Marine Le Pen, France’s far-right presidential candidate running on an anti-immigration and anti-EU platform and shunned by many European leaders over her policy positions, had her first-ever meeting with a foreign head of state this past week.

Le Pen arrived in Beirut on February 20 to meet with recently elected Lebanese President Michel Aoun, as well as Prime Minister Saad Hariri and others. For Le Pen, who has strived for years to make racism and Islamophobia an element of mainstream French politics, this advance into foreign policy is meant to bolster her credibility and raise her international profile.

Le Pen has very vigorously been campaigning against what she calls “uncontrolled immigration” to France, and has regularly claimed to be “fighting the Islamization of French society”. She has, on many occasions, voiced her support for Bashar al-Assad’s regime in Syria. Le Pen has also tried to brand herself as a defender of Christian minorities in the Middle East region.

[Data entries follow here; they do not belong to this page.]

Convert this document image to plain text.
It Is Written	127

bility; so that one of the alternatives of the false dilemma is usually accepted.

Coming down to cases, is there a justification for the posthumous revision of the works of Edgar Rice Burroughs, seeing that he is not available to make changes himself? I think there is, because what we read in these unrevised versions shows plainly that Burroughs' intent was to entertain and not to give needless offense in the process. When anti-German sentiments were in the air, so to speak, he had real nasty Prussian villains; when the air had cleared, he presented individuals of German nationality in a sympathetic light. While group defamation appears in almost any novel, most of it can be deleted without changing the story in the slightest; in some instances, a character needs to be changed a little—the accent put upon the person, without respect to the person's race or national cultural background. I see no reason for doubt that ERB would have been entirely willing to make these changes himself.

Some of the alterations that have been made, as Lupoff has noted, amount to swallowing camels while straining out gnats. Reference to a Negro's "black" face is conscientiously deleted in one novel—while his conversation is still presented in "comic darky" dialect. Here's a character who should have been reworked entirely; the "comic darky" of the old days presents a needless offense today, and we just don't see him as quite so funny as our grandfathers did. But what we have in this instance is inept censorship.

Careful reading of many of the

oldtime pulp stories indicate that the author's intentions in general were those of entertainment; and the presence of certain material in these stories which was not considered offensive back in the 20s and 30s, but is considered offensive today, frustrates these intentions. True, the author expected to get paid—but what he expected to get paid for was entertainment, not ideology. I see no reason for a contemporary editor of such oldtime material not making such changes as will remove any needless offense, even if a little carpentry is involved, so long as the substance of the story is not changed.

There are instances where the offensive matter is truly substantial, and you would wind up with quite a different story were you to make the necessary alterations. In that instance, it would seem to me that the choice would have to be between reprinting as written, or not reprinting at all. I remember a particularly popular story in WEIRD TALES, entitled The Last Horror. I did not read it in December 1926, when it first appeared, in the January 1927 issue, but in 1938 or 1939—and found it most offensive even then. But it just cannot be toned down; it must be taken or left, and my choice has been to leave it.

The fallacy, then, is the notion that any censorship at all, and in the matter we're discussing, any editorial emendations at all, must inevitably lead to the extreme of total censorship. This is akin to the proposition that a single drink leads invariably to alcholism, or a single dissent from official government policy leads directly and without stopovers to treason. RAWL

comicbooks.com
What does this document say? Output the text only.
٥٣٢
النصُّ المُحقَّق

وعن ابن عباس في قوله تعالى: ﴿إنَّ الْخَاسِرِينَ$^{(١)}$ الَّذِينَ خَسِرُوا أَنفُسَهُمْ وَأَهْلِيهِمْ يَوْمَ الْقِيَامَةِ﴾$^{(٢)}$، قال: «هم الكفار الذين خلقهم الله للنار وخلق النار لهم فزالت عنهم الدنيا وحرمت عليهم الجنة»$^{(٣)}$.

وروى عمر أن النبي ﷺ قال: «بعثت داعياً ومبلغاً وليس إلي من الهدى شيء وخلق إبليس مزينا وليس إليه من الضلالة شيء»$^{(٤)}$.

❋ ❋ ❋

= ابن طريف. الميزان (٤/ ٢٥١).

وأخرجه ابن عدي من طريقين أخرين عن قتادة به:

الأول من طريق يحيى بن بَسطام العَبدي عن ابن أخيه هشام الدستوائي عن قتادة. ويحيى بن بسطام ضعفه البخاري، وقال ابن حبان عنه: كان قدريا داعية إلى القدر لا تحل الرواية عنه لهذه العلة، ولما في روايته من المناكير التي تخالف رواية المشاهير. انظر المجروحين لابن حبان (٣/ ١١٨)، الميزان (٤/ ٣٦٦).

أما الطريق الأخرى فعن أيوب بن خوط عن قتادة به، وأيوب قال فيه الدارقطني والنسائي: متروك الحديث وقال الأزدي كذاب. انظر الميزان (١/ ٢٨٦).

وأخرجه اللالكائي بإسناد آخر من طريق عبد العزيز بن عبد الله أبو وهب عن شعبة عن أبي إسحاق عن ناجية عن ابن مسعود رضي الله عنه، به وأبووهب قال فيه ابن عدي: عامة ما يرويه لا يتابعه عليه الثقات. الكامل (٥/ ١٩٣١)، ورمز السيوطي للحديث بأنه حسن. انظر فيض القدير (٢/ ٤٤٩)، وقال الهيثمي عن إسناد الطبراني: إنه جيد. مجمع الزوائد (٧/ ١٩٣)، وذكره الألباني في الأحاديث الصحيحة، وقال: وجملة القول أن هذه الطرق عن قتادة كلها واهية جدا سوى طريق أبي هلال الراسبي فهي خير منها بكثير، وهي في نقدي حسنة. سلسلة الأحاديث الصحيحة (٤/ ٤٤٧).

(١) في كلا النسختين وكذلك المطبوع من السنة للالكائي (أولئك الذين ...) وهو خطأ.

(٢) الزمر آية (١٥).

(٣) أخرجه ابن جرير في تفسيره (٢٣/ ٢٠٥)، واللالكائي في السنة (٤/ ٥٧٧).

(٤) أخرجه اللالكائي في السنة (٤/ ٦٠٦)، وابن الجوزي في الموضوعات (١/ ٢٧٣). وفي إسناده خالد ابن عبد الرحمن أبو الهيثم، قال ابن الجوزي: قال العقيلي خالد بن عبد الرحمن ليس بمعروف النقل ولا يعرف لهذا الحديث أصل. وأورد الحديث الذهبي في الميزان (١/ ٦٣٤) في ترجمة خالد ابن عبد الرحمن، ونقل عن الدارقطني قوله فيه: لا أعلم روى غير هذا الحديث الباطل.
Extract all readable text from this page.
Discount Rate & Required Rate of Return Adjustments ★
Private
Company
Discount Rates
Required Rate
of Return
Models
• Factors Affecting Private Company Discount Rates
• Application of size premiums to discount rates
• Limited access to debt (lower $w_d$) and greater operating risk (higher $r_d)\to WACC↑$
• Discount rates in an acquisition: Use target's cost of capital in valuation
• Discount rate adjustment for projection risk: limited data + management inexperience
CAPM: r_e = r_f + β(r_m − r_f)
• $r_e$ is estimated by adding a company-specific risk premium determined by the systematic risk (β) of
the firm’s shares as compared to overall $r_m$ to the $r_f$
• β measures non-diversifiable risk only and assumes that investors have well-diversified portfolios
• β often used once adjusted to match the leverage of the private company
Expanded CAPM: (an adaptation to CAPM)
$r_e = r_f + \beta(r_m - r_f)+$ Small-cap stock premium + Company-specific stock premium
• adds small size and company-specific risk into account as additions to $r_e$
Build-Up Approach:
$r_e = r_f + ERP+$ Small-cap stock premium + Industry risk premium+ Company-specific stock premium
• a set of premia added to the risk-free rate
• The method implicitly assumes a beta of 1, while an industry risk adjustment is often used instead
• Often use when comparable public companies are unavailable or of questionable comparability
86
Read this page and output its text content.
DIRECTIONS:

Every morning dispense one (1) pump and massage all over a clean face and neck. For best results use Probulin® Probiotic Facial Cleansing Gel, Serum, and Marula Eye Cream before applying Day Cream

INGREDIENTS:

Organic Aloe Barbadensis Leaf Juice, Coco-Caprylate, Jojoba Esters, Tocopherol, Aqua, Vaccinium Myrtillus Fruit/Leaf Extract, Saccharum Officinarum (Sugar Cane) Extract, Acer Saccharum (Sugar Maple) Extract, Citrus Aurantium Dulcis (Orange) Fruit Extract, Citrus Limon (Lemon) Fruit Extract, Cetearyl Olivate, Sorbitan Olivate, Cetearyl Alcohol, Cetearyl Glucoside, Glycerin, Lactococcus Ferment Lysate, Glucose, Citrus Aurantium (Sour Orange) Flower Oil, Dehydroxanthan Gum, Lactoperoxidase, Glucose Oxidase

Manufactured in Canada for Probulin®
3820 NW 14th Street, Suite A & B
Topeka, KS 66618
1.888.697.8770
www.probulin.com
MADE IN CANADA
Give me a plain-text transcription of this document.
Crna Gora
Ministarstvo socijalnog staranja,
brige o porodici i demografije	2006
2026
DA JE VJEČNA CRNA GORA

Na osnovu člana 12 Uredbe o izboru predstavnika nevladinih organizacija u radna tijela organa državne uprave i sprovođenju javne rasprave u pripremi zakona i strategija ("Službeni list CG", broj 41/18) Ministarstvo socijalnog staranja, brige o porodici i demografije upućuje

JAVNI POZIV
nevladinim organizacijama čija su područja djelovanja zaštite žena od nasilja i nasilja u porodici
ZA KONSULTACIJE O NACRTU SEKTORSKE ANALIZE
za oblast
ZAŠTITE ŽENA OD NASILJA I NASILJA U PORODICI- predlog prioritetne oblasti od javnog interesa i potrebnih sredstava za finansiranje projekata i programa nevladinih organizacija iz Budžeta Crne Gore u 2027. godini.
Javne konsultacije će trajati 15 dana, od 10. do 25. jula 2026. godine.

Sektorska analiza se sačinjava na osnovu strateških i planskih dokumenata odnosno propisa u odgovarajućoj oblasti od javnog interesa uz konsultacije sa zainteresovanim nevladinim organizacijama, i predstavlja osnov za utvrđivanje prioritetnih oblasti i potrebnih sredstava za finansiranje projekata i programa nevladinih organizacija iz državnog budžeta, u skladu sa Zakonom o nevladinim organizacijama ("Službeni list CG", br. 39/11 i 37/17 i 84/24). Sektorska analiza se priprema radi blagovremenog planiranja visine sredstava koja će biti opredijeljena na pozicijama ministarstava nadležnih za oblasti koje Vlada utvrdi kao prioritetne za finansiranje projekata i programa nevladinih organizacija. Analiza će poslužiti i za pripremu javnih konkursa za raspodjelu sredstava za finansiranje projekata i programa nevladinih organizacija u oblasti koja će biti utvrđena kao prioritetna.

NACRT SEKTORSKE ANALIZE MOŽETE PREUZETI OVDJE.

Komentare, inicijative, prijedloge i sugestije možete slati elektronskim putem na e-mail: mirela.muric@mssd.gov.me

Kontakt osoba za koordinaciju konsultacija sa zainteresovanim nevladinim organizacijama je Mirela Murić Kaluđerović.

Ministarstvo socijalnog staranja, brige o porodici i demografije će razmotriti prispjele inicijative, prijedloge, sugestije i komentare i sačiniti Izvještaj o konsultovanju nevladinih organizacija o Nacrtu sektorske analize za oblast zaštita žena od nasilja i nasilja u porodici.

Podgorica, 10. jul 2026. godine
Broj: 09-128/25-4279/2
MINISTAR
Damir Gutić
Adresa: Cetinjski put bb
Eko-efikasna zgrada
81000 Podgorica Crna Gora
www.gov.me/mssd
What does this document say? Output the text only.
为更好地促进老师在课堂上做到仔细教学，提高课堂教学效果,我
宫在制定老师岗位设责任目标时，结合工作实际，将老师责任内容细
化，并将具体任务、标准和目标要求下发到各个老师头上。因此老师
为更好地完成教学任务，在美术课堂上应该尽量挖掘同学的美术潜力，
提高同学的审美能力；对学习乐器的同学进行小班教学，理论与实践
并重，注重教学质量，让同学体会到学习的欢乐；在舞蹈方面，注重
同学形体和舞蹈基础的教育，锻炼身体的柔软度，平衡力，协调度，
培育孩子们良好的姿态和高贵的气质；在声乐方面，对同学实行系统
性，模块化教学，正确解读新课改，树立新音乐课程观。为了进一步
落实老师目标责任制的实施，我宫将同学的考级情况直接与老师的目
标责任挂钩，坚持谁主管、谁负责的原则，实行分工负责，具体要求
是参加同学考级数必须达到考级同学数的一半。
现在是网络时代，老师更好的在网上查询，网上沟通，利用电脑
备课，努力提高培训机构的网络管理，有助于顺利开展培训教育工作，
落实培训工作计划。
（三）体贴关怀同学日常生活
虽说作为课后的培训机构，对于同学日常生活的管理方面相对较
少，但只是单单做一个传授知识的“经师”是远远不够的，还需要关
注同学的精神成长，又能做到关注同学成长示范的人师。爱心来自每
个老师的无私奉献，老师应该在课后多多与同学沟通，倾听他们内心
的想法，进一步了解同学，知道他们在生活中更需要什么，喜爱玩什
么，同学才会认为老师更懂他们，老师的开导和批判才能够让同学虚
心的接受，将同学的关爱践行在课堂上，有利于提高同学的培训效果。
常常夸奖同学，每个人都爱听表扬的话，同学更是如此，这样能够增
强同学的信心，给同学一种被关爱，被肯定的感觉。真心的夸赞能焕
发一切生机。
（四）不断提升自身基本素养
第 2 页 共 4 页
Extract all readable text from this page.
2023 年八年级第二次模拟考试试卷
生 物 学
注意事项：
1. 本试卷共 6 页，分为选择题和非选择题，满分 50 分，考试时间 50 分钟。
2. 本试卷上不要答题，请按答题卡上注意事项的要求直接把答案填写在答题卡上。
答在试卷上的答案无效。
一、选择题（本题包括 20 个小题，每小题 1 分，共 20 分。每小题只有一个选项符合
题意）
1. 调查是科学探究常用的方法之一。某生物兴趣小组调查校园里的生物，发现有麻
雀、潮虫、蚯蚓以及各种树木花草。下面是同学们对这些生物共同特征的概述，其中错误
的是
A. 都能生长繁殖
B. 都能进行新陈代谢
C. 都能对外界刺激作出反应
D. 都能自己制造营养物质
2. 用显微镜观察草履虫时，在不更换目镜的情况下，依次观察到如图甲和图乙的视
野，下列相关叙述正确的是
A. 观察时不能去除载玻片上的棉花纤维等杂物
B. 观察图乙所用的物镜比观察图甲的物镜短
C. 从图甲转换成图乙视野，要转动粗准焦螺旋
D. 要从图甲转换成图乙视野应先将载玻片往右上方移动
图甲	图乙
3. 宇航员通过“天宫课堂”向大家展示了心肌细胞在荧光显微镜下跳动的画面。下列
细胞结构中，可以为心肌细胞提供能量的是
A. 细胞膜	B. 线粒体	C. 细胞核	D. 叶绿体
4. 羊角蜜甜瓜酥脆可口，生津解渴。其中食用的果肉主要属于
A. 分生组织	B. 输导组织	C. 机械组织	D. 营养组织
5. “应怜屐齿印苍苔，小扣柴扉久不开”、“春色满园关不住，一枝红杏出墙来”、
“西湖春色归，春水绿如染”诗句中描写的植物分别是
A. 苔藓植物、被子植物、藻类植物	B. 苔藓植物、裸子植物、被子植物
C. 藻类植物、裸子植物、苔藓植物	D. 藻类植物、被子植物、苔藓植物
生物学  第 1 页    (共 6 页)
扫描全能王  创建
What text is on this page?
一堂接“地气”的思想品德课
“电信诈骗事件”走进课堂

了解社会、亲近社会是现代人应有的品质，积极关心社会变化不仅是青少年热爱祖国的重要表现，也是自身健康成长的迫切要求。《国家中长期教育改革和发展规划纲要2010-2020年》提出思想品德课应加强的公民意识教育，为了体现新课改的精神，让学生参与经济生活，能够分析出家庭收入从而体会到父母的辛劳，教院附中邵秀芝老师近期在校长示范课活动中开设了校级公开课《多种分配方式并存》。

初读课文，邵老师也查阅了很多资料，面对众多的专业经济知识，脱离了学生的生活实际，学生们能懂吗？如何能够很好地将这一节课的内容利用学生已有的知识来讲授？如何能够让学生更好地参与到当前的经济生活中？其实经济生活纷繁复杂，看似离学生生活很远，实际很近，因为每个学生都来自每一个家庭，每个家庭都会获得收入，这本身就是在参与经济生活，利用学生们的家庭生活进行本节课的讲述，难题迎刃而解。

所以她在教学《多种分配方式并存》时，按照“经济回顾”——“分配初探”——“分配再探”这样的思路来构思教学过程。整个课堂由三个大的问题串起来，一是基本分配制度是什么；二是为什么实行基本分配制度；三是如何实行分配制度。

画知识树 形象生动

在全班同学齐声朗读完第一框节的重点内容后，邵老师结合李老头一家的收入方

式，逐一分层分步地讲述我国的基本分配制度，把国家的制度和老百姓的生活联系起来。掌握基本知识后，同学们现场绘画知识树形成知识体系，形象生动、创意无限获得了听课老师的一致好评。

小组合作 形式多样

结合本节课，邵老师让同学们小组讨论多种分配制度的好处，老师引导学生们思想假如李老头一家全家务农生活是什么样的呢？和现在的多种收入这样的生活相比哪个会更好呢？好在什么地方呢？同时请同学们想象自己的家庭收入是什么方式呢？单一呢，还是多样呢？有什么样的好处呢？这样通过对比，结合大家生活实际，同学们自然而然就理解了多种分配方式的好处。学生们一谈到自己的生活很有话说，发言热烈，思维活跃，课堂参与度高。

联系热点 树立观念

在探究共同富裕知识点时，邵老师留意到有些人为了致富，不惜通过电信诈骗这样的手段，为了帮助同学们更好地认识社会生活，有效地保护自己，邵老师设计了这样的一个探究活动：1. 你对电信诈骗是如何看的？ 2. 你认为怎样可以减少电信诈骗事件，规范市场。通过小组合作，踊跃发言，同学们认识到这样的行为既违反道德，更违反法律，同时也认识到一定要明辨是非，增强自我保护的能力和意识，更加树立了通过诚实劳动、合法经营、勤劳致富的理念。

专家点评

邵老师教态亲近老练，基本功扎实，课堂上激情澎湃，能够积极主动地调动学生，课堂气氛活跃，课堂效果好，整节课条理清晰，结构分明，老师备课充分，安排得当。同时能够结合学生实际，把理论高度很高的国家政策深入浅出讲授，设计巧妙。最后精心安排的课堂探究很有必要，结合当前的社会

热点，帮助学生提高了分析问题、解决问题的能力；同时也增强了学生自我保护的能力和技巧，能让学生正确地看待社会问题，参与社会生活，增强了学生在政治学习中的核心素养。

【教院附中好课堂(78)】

For a country dogged, for years, by a burgeoning Syrian refugee crisis and, for decades, by sectarian civil strife, having Marine Le Pen visit is both divisive and polarizing. In reaction to her arrival, Beirut-based writer and political analyst Kareem Chehayeb wrote on Twitter:

Anti-refugee sentiment has already been on the rise in Lebanon and an increased crackdown on Syrian nationals has been taking place since Aoun’s ascension to power. As Olivia Alabaster wrote for Al Jazeera, on Aoun’s impact on Syrian refugees, “[i]t has long been the formal policy of Aoun’s Free Patriotic Movement party – allied with Hezbollah, which is helping to prop up Syrian President Bashar al-Assad – that Syrian refugees in Lebanon must return home.”

This perspective is very much embraced by Le Pen, who has used it to justify her support for the Assad regime. “For me to protect Christians is to make sure the Christians stay in their countries,” not become refugees, she said, as reported by the AP.

On February 22 – her last day of meetings – a handful of protesters showed up to Zaytouna Bay in Beirut, where she was meant to hold a public press conference.

While the Lebanese left has shown indignation over Le Pen’s visit to Lebanon, a petition that circulated a few days before her arrival, calling on Aoun and Hariri to cancel their meetings with her, gained just over 400 signatures.

During her visit, Le Pen refused to wear a veil to a planned meeting with the Grand Mufti of Lebanon. According to The Independent, her aides had reportedly been informed, before her visit, that she would be required to wear a headscarf – a common and traditional practice when meeting with Muslim religious figures. As video footage shows, Le Pen stood at the entrance to the Grand Mufti’s office shaking her head and almost theatrically walking away from the meeting. The meeting was not rescheduled. The publicity stunt has received widespread international coverage and praise, blanketing over the more dangerous implications of her visit and friendly relations with the Aoun administration.